The author also recommends alternating between several projects at
the same time. Say that Jay Windy, a nom de plume Mr. Inoue reserves for
his most flamboyant Western dramas, is stuck for inspiration. Mr. Inoue
might then try tapping the imagination of Charles Hardwood, the
pseudonym he uses for his laconic World War II fictions.
Before he had adopted any of his 39 literary alter egos, Mr. Inoue
worked for a decade as a surgeon in a public hospital. Even in the
operating room, though, he was a frustrated cowboy, known for wearing
boots and Western jeans under his white operating gown.
In 1986, Mr. Inoue took a shot at writing about the American West --
even though he himself had never traveled further west than Newark, N. J.
In 10 days, he tapped out the 128 pages of "MacLee's Colts," the
saga of
an aging pistolero. Two weeks after he sent the manuscript to a
publisher, an envelope came back with a check for the equivalent of $30
and a terse note: "Write some more." He did. To support a wife
and two children -- comfortably, but not
lavishly -- on the meager pulp paychecks, Mr. Inoue developed a system
allowing him to write up to three books a day. The formula covers
everything from the maximum number of characters (20), to the minimum
number of killings (five), to the obligatory number of romantic scenes
(two, and tame ones at that). Woe to the unfortunate characters who
happen to be on the page when Mr. Inoue runs into a snag with the plot. "

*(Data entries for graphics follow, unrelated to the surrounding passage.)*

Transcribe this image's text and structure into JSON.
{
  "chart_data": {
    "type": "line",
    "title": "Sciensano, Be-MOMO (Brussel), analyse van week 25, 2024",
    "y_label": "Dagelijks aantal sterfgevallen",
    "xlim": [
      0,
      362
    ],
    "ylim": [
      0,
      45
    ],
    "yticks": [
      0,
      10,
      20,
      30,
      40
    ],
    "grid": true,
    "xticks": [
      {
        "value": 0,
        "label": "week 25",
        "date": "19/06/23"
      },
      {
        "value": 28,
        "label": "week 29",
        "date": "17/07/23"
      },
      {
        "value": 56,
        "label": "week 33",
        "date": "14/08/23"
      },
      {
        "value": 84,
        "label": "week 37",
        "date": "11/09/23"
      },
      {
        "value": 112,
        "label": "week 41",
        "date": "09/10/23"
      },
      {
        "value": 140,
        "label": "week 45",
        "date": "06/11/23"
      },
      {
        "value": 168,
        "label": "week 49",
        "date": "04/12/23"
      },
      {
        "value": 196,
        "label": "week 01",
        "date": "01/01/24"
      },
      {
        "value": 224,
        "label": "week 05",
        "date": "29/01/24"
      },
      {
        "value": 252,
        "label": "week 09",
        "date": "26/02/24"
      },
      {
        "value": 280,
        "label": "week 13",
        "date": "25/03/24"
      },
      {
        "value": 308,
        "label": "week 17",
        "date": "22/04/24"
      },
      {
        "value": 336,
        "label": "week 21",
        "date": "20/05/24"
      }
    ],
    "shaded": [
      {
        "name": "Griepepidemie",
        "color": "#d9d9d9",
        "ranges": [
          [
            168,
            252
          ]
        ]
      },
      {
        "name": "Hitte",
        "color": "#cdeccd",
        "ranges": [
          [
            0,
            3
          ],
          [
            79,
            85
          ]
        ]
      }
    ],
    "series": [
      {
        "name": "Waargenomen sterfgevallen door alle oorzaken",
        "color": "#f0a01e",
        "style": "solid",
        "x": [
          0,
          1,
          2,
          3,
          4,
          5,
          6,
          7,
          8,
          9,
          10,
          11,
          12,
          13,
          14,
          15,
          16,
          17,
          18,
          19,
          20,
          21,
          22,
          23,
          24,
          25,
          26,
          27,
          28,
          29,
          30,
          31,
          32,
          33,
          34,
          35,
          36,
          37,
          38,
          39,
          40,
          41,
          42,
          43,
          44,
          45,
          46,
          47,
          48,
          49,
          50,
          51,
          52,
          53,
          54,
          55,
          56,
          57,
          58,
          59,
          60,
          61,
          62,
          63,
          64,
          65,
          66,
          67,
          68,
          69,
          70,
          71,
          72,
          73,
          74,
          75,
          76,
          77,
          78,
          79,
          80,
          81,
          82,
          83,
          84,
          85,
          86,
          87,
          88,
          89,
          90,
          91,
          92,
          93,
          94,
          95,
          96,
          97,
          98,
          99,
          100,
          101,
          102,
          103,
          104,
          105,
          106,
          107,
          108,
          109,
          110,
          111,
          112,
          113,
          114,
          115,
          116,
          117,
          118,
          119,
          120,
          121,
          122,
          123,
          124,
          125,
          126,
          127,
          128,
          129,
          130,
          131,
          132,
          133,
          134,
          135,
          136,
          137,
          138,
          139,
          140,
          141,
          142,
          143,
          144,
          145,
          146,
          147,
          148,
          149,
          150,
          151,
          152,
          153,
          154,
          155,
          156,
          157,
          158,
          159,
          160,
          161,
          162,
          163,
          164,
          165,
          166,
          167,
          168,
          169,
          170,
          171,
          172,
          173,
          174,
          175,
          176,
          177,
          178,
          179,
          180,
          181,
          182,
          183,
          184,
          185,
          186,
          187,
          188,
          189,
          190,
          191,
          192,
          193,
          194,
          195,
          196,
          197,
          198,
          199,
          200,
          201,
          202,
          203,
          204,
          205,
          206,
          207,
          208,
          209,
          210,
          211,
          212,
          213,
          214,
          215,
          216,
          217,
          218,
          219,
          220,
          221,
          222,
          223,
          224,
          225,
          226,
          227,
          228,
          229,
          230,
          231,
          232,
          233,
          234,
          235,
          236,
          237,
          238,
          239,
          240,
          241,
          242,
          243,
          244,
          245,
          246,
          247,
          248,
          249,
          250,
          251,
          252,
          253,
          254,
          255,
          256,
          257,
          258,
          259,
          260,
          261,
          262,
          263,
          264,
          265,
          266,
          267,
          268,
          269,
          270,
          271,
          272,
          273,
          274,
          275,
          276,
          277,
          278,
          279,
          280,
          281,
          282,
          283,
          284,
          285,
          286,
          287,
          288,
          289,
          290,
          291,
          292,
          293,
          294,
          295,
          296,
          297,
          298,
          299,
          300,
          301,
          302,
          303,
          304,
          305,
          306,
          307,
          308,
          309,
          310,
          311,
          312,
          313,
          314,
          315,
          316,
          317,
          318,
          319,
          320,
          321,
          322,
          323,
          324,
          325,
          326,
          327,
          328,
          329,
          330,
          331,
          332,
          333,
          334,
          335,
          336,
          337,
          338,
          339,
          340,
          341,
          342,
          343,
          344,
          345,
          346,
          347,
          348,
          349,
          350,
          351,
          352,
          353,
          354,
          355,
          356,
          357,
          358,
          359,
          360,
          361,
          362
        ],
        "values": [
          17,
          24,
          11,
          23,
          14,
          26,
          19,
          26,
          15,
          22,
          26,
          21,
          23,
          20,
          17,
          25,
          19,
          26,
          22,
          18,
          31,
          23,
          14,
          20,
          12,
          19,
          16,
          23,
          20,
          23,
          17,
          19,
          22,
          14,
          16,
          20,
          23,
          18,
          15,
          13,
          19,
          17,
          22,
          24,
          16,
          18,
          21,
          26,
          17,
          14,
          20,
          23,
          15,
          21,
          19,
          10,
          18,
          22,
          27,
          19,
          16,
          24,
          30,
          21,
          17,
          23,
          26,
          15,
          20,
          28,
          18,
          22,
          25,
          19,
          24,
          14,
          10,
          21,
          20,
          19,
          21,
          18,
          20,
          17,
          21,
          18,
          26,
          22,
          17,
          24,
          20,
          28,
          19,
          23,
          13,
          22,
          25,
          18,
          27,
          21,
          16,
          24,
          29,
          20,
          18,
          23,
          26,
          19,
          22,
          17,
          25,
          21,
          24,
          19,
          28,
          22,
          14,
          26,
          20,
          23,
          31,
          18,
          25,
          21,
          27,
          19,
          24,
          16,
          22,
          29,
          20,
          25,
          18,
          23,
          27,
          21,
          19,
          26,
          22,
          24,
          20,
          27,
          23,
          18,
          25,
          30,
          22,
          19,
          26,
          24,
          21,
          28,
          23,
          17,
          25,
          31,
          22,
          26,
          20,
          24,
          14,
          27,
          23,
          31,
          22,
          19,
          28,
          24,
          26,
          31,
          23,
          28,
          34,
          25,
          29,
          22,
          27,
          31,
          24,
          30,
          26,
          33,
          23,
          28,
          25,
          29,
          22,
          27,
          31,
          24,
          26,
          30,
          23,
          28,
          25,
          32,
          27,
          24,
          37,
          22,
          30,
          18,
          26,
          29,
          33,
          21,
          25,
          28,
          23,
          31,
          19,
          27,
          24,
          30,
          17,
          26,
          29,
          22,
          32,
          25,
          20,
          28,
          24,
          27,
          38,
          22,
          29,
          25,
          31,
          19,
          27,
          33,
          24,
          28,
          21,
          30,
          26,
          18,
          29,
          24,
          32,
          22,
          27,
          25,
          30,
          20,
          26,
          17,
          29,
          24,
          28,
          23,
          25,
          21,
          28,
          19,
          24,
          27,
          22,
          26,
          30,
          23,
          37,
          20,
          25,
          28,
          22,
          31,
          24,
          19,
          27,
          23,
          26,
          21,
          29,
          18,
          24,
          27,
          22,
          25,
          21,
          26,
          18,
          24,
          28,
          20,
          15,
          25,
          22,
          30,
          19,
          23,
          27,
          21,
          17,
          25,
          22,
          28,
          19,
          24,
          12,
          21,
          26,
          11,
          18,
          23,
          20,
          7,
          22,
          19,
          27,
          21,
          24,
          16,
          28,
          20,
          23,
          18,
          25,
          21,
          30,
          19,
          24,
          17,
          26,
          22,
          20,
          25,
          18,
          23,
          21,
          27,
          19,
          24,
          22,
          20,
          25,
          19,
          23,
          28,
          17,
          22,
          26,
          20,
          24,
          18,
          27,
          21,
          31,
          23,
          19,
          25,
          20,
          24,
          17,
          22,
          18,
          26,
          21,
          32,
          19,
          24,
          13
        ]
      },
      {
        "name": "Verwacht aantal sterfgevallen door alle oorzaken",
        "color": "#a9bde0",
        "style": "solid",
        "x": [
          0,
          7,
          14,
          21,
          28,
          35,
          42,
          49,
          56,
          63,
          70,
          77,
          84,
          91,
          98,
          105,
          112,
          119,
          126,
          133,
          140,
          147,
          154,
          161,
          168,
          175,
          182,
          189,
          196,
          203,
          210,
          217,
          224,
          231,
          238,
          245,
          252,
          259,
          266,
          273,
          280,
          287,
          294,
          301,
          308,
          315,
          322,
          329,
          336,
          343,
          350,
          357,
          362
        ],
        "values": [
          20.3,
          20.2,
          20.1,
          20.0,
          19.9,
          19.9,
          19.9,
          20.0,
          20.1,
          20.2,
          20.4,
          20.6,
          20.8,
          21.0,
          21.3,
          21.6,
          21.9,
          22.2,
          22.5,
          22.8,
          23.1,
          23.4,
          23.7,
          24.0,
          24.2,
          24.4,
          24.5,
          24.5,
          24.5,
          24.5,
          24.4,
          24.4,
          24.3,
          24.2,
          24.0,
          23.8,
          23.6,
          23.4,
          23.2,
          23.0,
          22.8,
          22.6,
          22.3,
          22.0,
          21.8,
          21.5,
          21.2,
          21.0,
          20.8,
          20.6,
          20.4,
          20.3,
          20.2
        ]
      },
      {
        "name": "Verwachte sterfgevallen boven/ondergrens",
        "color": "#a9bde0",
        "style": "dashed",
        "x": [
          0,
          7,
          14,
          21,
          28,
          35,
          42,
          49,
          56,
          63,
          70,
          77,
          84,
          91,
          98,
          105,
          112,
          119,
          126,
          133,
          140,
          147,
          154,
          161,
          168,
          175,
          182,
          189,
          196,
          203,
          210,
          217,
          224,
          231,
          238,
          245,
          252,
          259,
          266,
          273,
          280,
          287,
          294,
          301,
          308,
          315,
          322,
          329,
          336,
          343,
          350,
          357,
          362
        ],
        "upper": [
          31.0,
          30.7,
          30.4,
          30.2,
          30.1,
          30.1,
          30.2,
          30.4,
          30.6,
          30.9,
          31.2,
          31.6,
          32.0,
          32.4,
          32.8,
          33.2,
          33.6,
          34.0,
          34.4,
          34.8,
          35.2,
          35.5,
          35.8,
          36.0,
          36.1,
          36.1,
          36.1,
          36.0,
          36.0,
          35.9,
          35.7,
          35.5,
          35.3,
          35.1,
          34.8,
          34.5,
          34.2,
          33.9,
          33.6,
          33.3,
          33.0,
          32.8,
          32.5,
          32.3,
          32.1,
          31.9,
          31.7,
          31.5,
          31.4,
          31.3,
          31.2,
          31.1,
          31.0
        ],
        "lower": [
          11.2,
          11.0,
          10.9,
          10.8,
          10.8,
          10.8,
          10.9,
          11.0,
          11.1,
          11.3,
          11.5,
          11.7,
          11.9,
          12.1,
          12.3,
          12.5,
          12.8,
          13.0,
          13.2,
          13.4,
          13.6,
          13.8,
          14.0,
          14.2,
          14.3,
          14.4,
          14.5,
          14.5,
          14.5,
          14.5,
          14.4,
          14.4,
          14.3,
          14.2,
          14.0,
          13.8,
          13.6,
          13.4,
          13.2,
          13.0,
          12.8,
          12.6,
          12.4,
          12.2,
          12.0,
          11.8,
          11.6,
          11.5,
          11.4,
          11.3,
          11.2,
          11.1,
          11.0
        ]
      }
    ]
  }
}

Dynamite," he says, "resolves a lot of narrative complications."
By 1991, Mr. Inoue entered the literary record books, passing a
Spanish romance novelist who had written 700 books.
As he has moved beyond Western settings, Mr. Inoue has tried adopting
what is, by his lights, a more painstaking literary approach. "I like
doing one book in three days, rather than three books in one day," he
says. A milestone in this new phase was "And Now, President?" a
tale of
a U.S. president whose conniving counselors slip him a slow-acting
poison that mimics the effects of AIDS. Besides selling an impressive
35,000 copies, the 1992 work was also the first book Mr. Inoue ever
wrote under his own name.
The author also spends time coaching his 22-year-old son, who already
has written a score of pulp novels. "He's beginning young enough to be
really productive," Mr. Inoue says.
The old man himself isn't washed up yet, though. One night at around
10, with several bills stacked next to his computer as motivation, Mr.
Inoue starts to type.
The yarn begins in an airport, where Mr. Inoue's fictional hero,
adventure novelist Roy Hamilton, is accosted by a gorgeous, mysterious
female passenger. Against his better judgment, Roy is lured away by this
femme fatale. Soon he is peering down the business end of her .45, the
start of the adventure that will embroil him in a high-speed chase with
corrupt cops and a firefight with drug traffickers. By the end of the
story, Roy has acquired a wife, a fortune in stolen drug money and a new
identity.
Mr. Inoue finishes writing the 195-page book at 5:30 a.m., having
consumed most of a packet of pipe tobacco and half a pot of coffee.
Stumbling, bleary-eyed, outside to get some breakfast, he is stopped by
a newsboy hawking the morning paper. The world-champion wordsmith
demurs. "Who has time to read anymore?" he asks.